I wonder just how wise that goal of getting back to riding is. “Practice makes perfect,” I told myself last year when I had a hard time stopping and putting that leg down without pain in my knee and a sense that I might pitch forward. One friend said, “Karen, it’s not if you fall, it’s when you fall.”  Sobering words. But then I heard Karen Rose’s voice: “In the Netherlands, people ride until they die.” So why not me?  And this bike looks a lot like the one I rode in Amsterdam in 1983 (except for the basket…which has negative pizazz). 

Complicating everything is the advice about transitions. “When you leave something behind, that makes space for something new to come in.” Like what? A scooter? Nah, too fast. Tricycle? Heaven forbid, a wheelchair?  And I wonder “Is this true at age 80?” There are lots of losses, family homes, meaningful work, work friends, lifelong friends, spouses, grandchildren who grow up and fly the nest, stuff you treasured but no longer have room for, lifestyles. . . not to mention sitting cross-legged. Or riding a bicycle.
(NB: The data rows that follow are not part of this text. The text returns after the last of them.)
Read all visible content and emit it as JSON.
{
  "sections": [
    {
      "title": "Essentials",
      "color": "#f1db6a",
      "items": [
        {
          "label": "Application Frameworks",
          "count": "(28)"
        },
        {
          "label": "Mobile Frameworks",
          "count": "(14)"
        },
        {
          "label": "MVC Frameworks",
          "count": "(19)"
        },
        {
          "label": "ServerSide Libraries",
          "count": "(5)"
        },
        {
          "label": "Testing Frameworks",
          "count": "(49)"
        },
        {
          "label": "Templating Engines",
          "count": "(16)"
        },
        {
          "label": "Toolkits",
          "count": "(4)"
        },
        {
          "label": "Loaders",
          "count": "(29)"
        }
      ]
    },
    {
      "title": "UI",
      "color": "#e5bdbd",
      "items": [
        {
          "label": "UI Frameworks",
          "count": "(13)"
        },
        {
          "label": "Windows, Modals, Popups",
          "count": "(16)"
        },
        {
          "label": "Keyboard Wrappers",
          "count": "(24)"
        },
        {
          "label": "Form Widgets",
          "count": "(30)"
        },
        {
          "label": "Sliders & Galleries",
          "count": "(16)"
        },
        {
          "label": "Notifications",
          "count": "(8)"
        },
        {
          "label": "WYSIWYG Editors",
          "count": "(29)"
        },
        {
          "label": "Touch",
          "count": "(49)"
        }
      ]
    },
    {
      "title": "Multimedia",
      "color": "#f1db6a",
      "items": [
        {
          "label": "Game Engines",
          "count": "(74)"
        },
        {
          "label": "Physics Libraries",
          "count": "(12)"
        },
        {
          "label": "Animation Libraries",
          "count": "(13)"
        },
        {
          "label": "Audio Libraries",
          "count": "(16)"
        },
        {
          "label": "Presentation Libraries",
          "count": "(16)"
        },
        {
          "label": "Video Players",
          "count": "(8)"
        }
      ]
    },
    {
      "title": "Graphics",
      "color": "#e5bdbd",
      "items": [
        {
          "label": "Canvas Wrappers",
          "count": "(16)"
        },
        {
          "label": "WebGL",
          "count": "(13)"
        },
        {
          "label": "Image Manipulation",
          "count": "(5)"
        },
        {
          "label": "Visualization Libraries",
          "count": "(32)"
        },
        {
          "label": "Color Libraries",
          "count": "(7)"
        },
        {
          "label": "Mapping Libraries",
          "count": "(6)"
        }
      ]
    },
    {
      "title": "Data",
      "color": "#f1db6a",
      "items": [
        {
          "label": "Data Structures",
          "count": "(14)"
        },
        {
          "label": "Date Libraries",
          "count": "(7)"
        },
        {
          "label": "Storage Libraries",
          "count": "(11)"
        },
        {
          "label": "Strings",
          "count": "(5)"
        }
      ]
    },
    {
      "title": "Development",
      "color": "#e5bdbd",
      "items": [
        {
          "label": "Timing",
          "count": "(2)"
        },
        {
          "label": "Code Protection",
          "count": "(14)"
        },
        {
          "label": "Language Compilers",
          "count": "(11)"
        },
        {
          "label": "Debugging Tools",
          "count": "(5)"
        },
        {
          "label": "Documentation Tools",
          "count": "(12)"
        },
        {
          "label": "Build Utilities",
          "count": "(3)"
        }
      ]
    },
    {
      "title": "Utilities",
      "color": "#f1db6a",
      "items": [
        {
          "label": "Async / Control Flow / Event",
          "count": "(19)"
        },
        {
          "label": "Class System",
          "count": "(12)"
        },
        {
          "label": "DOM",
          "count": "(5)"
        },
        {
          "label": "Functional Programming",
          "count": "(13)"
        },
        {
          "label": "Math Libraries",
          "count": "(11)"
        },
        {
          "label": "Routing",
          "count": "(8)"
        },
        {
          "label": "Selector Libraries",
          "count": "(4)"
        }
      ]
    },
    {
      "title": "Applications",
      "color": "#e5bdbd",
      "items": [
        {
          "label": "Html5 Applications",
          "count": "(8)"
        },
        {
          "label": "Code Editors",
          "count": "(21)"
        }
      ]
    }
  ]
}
Lots of us are waiting for something new to come in — and getting older in the meantime. And there’s an increasing bond with others who are navigating the territory of aging. At a recent outdoor concert, I sat in a row of six women my age who’d either lost their spouse or were living with one who was ailing. Our conversations reflected our age: “Don’t put your chair there, it’ll tip and you don’t want to fall;” “I brought some grapes so we don’t have to eat that salty fatty food they’re selling;” “I have to leave by nine, I don’t like to drive when it gets dark.” That’s bonding—we’re in the same tippy boat, waiting for something new to flow in on the next tide.

Where does that leave me? I haven’t given up the dream—another happy place has to be out there. I could always buy a new bicycle, maybe an electric one or definitely one with some zip.  Or maybe I could learn to accept a free granny bicycle.  For the time being, though, I’ve found another happy place, my new deck and coffee with a piece of almond bread from the Black Walnut Bakery. For now, happy is right here.